Triazine-based covalent-organic framework embedded with cuprous oxide as the bioplatform for photoelectrochemical aptasensing Escherichia coli.

A superior photoelectrochemical (PEC) aptasensor was manufactured for the detection of Escherichia coli (E. coli) based on a hybrid of triazine-based covalent-organic framework (COF) and cuprous oxide (Cu 2 O). The COF synthesized using 1,3,5-tris(4-aminophenyl)-benzene (TAPB) and 1,3,5-triformylphloroglucinol (Tp) as building blocks acted as a scaffold for encapsulated Cu 2 O nanoparticles (denoted as Cu 2 O@TAPB-Tp-COF), which then was employed as the bioplatform for anchoring E. coli-targeted aptamer. Cu 2 O@Cu@TAPB-Tp-COF demonstrated enhanced separation of the photogenerated carriers and photoabsorption ability and boosted photoelectric conversion efficiency. The developed Cu 2 O@TAPB-Tp-COF-based PEC aptasensor exhibited a lower detection limit of 2.5 CFU mL -1 toward E. coli within a wider range of 10 CFU mL -1 to 1 × 10 4  CFU mL -1 than most of reported aptasensors for determining foodborne bacteria, together with high selectivity, good stability, and superior ability and reproducibility.
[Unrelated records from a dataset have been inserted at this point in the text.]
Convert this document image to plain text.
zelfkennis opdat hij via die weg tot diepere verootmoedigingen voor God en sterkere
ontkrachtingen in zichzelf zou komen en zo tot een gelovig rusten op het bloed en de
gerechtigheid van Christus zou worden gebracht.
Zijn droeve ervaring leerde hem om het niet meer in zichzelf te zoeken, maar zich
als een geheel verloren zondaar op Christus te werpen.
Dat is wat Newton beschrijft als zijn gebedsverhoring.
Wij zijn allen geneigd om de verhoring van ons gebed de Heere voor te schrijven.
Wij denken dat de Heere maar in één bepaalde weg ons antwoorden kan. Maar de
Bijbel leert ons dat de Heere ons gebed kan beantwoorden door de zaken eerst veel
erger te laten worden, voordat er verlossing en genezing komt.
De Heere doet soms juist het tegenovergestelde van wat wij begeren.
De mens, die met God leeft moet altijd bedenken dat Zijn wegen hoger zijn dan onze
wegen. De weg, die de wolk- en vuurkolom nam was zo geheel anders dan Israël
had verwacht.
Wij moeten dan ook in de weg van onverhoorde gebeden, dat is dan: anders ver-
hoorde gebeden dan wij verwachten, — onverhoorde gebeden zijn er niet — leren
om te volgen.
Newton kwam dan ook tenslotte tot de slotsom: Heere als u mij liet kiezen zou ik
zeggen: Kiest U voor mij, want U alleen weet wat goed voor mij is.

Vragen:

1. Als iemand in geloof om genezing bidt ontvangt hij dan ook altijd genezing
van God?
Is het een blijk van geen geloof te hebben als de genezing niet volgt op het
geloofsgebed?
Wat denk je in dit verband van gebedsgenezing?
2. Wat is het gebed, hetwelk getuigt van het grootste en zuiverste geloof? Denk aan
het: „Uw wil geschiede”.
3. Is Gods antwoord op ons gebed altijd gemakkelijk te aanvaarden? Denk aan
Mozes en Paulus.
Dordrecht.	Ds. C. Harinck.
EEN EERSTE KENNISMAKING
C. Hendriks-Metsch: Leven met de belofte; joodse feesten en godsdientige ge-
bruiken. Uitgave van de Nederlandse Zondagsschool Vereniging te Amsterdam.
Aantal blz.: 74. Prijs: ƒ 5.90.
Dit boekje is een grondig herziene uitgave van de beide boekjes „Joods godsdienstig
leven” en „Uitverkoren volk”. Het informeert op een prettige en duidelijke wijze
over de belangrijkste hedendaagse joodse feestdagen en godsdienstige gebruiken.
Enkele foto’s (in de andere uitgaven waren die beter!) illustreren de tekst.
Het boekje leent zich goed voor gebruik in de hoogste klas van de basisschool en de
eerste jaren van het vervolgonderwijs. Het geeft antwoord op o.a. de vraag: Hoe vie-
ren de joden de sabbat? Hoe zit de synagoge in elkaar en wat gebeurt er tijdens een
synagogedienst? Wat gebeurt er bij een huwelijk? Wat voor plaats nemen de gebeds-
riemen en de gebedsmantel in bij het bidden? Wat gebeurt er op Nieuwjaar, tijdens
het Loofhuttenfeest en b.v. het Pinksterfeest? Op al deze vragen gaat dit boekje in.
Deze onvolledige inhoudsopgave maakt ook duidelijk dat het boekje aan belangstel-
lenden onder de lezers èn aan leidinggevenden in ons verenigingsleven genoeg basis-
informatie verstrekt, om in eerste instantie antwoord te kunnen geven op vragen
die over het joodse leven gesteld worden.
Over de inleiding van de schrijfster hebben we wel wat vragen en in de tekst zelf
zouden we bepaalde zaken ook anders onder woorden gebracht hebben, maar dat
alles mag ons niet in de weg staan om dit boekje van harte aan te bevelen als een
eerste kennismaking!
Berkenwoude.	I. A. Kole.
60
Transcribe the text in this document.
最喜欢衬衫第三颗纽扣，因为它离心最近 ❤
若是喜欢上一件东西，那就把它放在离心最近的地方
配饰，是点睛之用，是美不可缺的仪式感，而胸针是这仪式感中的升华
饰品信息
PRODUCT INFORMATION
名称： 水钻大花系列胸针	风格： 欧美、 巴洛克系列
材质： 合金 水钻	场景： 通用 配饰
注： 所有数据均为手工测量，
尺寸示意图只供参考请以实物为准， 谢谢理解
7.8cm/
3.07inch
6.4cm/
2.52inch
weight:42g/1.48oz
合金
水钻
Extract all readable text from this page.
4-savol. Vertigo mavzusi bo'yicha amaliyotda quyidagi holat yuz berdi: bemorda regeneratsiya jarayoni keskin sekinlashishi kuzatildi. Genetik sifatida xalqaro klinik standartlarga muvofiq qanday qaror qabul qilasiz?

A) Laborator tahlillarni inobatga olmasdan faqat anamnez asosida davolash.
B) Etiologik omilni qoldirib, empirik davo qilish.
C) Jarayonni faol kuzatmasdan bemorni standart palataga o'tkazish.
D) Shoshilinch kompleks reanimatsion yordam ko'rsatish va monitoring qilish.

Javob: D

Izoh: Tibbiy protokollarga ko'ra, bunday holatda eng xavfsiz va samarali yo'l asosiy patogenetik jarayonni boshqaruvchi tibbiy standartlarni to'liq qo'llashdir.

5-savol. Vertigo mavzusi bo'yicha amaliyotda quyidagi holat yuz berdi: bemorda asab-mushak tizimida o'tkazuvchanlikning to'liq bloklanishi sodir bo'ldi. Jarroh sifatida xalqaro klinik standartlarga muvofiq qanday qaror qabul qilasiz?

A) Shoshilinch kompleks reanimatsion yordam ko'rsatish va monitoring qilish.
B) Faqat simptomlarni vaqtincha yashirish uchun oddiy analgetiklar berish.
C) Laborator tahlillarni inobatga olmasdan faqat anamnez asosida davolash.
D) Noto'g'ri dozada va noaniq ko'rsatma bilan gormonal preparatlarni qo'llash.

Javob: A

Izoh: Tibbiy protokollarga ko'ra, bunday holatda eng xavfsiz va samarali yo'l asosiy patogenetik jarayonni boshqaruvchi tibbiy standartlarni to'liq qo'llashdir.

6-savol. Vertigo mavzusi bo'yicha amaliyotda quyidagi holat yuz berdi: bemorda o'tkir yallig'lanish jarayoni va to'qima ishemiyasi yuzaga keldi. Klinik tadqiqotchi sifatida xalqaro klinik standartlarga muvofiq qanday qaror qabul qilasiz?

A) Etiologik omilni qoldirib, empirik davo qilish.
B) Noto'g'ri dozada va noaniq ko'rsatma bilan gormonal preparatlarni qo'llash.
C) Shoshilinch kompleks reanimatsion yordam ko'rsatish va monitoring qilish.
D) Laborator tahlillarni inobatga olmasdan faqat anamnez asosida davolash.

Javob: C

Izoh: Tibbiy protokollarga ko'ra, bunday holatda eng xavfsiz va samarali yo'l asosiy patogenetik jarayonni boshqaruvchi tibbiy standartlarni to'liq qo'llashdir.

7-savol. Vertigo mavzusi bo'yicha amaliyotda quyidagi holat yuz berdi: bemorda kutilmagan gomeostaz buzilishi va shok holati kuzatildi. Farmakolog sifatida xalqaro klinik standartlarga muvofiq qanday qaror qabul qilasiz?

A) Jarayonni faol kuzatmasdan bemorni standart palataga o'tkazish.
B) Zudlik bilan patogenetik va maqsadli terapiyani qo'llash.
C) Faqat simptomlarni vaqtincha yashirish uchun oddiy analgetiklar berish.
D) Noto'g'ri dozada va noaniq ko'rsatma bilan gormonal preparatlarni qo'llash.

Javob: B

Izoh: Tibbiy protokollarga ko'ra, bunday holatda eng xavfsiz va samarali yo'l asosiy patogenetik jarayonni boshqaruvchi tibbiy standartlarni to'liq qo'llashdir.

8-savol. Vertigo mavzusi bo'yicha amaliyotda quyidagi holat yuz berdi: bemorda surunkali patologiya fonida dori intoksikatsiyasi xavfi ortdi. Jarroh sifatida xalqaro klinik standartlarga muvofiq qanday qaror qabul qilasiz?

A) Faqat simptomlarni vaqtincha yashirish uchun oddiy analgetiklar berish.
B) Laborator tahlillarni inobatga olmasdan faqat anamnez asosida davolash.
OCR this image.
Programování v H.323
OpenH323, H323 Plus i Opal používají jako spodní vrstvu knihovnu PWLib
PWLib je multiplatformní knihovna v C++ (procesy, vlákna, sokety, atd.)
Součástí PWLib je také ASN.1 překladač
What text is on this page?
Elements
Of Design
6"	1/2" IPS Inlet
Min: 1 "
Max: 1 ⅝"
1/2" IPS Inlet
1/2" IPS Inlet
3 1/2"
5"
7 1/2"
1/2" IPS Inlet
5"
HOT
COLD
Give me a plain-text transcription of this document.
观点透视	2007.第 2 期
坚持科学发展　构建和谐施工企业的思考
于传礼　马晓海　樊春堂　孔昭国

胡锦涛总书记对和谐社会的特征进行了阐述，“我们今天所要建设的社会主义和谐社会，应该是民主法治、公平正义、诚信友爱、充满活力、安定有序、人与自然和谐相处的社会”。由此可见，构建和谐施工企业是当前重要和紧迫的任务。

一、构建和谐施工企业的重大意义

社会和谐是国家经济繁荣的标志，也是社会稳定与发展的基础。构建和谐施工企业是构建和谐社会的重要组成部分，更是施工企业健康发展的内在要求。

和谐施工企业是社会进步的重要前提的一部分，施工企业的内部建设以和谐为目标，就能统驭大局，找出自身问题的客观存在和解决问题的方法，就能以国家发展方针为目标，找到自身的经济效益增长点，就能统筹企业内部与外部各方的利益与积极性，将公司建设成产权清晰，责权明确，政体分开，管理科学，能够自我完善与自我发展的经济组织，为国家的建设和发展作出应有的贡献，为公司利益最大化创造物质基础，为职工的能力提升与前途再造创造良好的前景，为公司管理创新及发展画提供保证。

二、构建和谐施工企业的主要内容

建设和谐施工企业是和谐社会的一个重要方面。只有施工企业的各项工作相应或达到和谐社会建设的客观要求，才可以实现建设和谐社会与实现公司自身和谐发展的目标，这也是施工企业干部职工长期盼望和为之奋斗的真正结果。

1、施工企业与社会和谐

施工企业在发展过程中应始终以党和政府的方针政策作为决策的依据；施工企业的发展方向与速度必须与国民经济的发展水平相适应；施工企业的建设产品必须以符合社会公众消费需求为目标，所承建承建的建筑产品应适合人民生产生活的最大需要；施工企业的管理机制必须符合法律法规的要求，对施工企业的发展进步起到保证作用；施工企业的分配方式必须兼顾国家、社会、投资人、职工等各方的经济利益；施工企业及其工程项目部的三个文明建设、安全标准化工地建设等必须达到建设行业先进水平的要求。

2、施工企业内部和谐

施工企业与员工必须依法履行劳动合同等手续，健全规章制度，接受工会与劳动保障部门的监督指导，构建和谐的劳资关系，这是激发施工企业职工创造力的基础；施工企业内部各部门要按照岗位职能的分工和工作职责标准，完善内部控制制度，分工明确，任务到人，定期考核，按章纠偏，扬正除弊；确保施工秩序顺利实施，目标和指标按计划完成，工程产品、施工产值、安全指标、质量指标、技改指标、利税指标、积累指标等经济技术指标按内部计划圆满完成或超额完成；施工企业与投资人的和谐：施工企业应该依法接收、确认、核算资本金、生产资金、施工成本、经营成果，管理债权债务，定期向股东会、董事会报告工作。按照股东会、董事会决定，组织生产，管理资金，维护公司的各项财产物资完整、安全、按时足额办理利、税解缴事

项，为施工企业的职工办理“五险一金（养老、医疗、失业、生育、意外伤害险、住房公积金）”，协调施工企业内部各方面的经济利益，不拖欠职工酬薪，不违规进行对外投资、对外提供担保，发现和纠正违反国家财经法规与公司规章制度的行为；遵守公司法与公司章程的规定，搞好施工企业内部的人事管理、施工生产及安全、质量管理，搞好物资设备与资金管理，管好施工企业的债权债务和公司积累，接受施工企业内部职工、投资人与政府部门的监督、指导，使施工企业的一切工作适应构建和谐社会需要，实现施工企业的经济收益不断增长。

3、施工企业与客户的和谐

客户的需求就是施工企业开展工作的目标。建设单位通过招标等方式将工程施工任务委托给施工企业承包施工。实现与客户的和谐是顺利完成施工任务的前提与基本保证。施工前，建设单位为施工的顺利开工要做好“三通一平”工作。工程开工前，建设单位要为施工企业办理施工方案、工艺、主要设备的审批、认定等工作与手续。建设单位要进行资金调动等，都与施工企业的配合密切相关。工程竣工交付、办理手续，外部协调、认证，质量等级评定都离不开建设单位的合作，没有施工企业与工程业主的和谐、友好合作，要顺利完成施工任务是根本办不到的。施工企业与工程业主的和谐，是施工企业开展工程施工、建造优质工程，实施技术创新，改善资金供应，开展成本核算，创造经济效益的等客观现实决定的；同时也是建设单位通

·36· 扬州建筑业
The recoveries of E. coli spiked into milk and bread samples ranged within 95.3-103.6% and 96.6-102.8%, accompanying with low RSDs of 1.37-4.48% and 1.74-3.66%, respectively. The present study shows a promising alternative for the sensitive detection of foodborne bacteria from complex foodstuffs and pathogenic bacteria-polluted environment.